Two Early Images: Additional Evidence Curly Coated Retrievers Are One of the Oldest Breeds

These two images are fascinating to me. Although neither dog pictured would likely walk away with a blue ribbon in today's dog shows, it is clear that the animals pictured are early curly coated retrievers. 

On a fairly regular basis, I encounter people who just refuse to believe the curly coated retriever was the first retriever to be developed into a separate breed. Part of this probably stems from the fact the curly is the rarest of the dog breeds categorized as a retriever. Folks often pose the question why, if the curly is such an old breed, is it so rare. I have several theories on that but have to save those for a future article. 

For those who are new to curly coated retriever history: curly coated retrievers were shown at the first dog shows in England and that was more than 150 years ago.
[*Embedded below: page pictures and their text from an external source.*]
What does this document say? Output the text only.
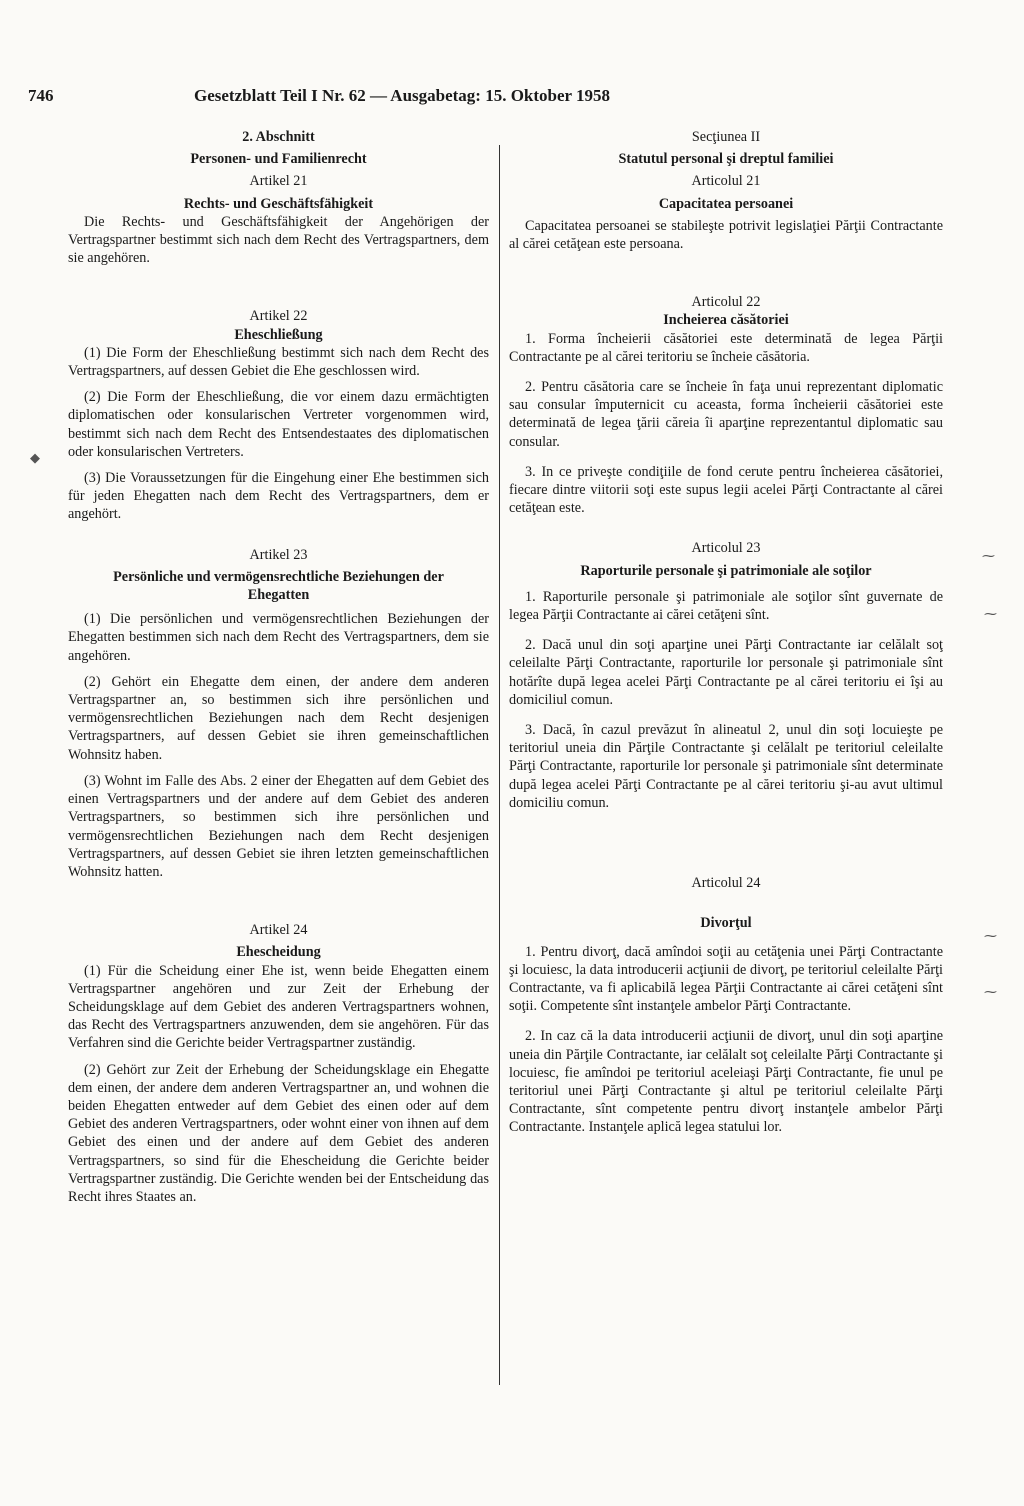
746	Gesetzblatt Teil I Nr. 62 — Ausgabetag: 15. Oktober 1958
2. Abschnitt
Personen- und Familienrecht
Artikel 21
Rechts- und Geschäftsfähigkeit

Die Rechts- und Geschäftsfähigkeit der Angehörigen der Vertragspartner bestimmt sich nach dem Recht des Vertragspartners, dem sie angehören.

Artikel 22
Eheschließung

(1) Die Form der Eheschließung bestimmt sich nach dem Recht des Vertragspartners, auf dessen Gebiet die Ehe geschlossen wird.

(2) Die Form der Eheschließung, die vor einem dazu ermächtigten diplomatischen oder konsularischen Vertreter vorgenommen wird, bestimmt sich nach dem Recht des Entsendestaates des diplomatischen oder konsularischen Vertreters.

(3) Die Voraussetzungen für die Eingehung einer Ehe bestimmen sich für jeden Ehegatten nach dem Recht des Vertragspartners, dem er angehört.

Artikel 23
Persönliche und vermögensrechtliche Beziehungen der Ehegatten

(1) Die persönlichen und vermögensrechtlichen Beziehungen der Ehegatten bestimmen sich nach dem Recht des Vertragspartners, dem sie angehören.

(2) Gehört ein Ehegatte dem einen, der andere dem anderen Vertragspartner an, so bestimmen sich ihre persönlichen und vermögensrechtlichen Beziehungen nach dem Recht desjenigen Vertragspartners, auf dessen Gebiet sie ihren gemeinschaftlichen Wohnsitz haben.

(3) Wohnt im Falle des Abs. 2 einer der Ehegatten auf dem Gebiet des einen Vertragspartners und der andere auf dem Gebiet des anderen Vertragspartners, so bestimmen sich ihre persönlichen und vermögensrechtlichen Beziehungen nach dem Recht desjenigen Vertragspartners, auf dessen Gebiet sie ihren letzten gemeinschaftlichen Wohnsitz hatten.

Artikel 24
Ehescheidung

(1) Für die Scheidung einer Ehe ist, wenn beide Ehegatten einem Vertragspartner angehören und zur Zeit der Erhebung der Scheidungsklage auf dem Gebiet des anderen Vertragspartners wohnen, das Recht des Vertragspartners anzuwenden, dem sie angehören. Für das Verfahren sind die Gerichte beider Vertragspartner zuständig.

(2) Gehört zur Zeit der Erhebung der Scheidungsklage ein Ehegatte dem einen, der andere dem anderen Vertragspartner an, und wohnen die beiden Ehegatten entweder auf dem Gebiet des einen oder auf dem Gebiet des anderen Vertragspartners, oder wohnt einer von ihnen auf dem Gebiet des einen und der andere auf dem Gebiet des anderen Vertragspartners, so sind für die Ehescheidung die Gerichte beider Vertragspartner zuständig. Die Gerichte wenden bei der Entscheidung das Recht ihres Staates an.

Secţiunea II
Statutul personal şi dreptul familiei
Articolul 21
Capacitatea persoanei

Capacitatea persoanei se stabileşte potrivit legislaţiei Părţii Contractante al cărei cetăţean este persoana.

Articolul 22
Incheierea căsătoriei

1. Forma încheierii căsătoriei este determinată de legea Părţii Contractante pe al cărei teritoriu se încheie căsătoria.

2. Pentru căsătoria care se încheie în faţa unui reprezentant diplomatic sau consular împuternicit cu aceasta, forma încheierii căsătoriei este determinată de legea ţării căreia îi aparţine reprezentantul diplomatic sau consular.

3. In ce priveşte condiţiile de fond cerute pentru încheierea căsătoriei, fiecare dintre viitorii soţi este supus legii acelei Părţi Contractante al cărei cetăţean este.

Articolul 23
Raporturile personale şi patrimoniale ale soţilor

1. Raporturile personale şi patrimoniale ale soţilor sînt guvernate de legea Părţii Contractante ai cărei cetăţeni sînt.

2. Dacă unul din soţi aparţine unei Părţi Contractante iar celălalt soţ celeilalte Părţi Contractante, raporturile lor personale şi patrimoniale sînt hotărîte după legea acelei Părţi Contractante pe al cărei teritoriu ei îşi au domiciliul comun.

3. Dacă, în cazul prevăzut în alineatul 2, unul din soţi locuieşte pe teritoriul uneia din Părţile Contractante şi celălalt pe teritoriul celeilalte Părţi Contractante, raporturile lor personale şi patrimoniale sînt determinate după legea acelei Părţi Contractante pe al cărei teritoriu şi-au avut ultimul domiciliu comun.

Articolul 24
Divorţul

1. Pentru divorţ, dacă amîndoi soţii au cetăţenia unei Părţi Contractante şi locuiesc, la data introducerii acţiunii de divorţ, pe teritoriul celeilalte Părţi Contractante, va fi aplicabilă legea Părţii Contractante ai cărei cetăţeni sînt soţii. Competente sînt instanţele ambelor Părţi Contractante.

2. In caz că la data introducerii acţiunii de divorţ, unul din soţi aparţine uneia din Părţile Contractante, iar celălalt soţ celeilalte Părţi Contractante şi locuiesc, fie amîndoi pe teritoriul aceleiaşi Părţi Contractante, fie unul pe teritoriul unei Părţi Contractante şi altul pe teritoriul celeilalte Părţi Contractante, sînt competente pentru divorţ instanţele ambelor Părţi Contractante. Instanţele aplică legea statului lor.

◆
⁓
⁓
⁓
⁓
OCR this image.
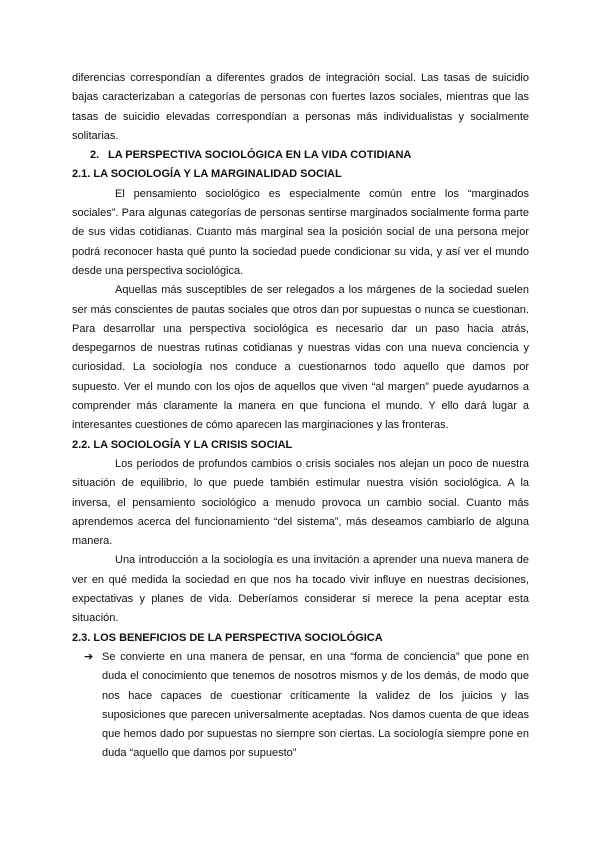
diferencias correspondían a diferentes grados de integración social. Las tasas de suicidio bajas caracterizaban a categorías de personas con fuertes lazos sociales, mientras que las tasas de suicidio elevadas correspondían a personas más individualistas y socialmente solitarias.

2. LA PERSPECTIVA SOCIOLÓGICA EN LA VIDA COTIDIANA
2.1. LA SOCIOLOGÍA Y LA MARGINALIDAD SOCIAL

El pensamiento sociológico es especialmente común entre los “marginados sociales”. Para algunas categorías de personas sentirse marginados socialmente forma parte de sus vidas cotidianas. Cuanto más marginal sea la posición social de una persona mejor podrá reconocer hasta qué punto la sociedad puede condicionar su vida, y así ver el mundo desde una perspectiva sociológica.

Aquellas más susceptibles de ser relegados a los márgenes de la sociedad suelen ser más conscientes de pautas sociales que otros dan por supuestas o nunca se cuestionan. Para desarrollar una perspectiva sociológica es necesario dar un paso hacia atrás, despegarnos de nuestras rutinas cotidianas y nuestras vidas con una nueva conciencia y curiosidad. La sociología nos conduce a cuestionarnos todo aquello que damos por supuesto. Ver el mundo con los ojos de aquellos que viven “al margen” puede ayudarnos a comprender más claramente la manera en que funciona el mundo. Y ello dará lugar a interesantes cuestiones de cómo aparecen las marginaciones y las fronteras.

2.2. LA SOCIOLOGÍA Y LA CRISIS SOCIAL

Los periodos de profundos cambios o crisis sociales nos alejan un poco de nuestra situación de equilibrio, lo que puede también estimular nuestra visión sociológica. A la inversa, el pensamiento sociológico a menudo provoca un cambio social. Cuanto más aprendemos acerca del funcionamiento “del sistema”, más deseamos cambiarlo de alguna manera.

Una introducción a la sociología es una invitación a aprender una nueva manera de ver en qué medida la sociedad en que nos ha tocado vivir influye en nuestras decisiones, expectativas y planes de vida. Deberíamos considerar si merece la pena aceptar esta situación.

2.3. LOS BENEFICIOS DE LA PERSPECTIVA SOCIOLÓGICA
➔ Se convierte en una manera de pensar, en una “forma de conciencia” que pone en duda el conocimiento que tenemos de nosotros mismos y de los demás, de modo que nos hace capaces de cuestionar críticamente la validez de los juicios y las suposiciones que parecen universalmente aceptadas. Nos damos cuenta de que ideas que hemos dado por supuestas no siempre son ciertas. La sociología siempre pone en duda “aquello que damos por supuesto”
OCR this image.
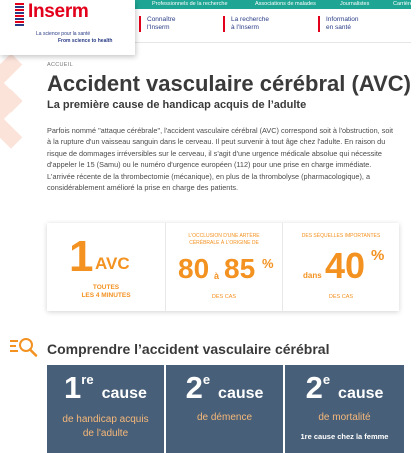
Professionnels de la recherche	Associations de malades	Journalistes	Carrières
Inserm
La science pour la santé
From science to health
Connaître
l'Inserm
La recherche
à l'Inserm
Information
en santé
ACCUEIL
Accident vasculaire cérébral (AVC)
La première cause de handicap acquis de l’adulte

Parfois nommé "attaque cérébrale", l'accident vasculaire cérébral (AVC) correspond soit à l'obstruction, soit à la rupture d'un vaisseau sanguin dans le cerveau. Il peut survenir à tout âge chez l'adulte. En raison du risque de dommages irréversibles sur le cerveau, il s'agit d'une urgence médicale absolue qui nécessite d'appeler le 15 (Samu) ou le numéro d'urgence européen (112) pour une prise en charge immédiate. L'arrivée récente de la thrombectomie (mécanique), en plus de la thrombolyse (pharmacologique), a considérablement amélioré la prise en charge des patients.

1 AVC
TOUTES
LES 4 MINUTES
L'OCCLUSION D'UNE ARTÈRE
CÉRÉBRALE À L'ORIGINE DE
80 à 85 %
DES CAS
DES SÉQUELLES IMPORTANTES
dans 40 %
DES CAS
Comprendre l’accident vasculaire cérébral
1recause
de handicap acquis
de l'adulte
2ecause
de démence
2ecause
de mortalité
1re cause chez la femme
The curly is one of two retriever breeds listed in the first Kennel Club stud book in 1874. The other is the wavy coat and every early canine historian has written the wavy coat was developed after the curly. 

One of these images--the earlier of the two--is by perhaps the most well-known animal artist in history, Edwin Landseer. The retriever study was actually begun by Landseer in 1811 when he was just a child. The version included here, with the white dog in back, was engraved in 1817.

 

The other artwork, in which the dog is identified by the artist as a curly coated retriever, was painted in 1835 or 1838 (dates vary depending on what art history source you use).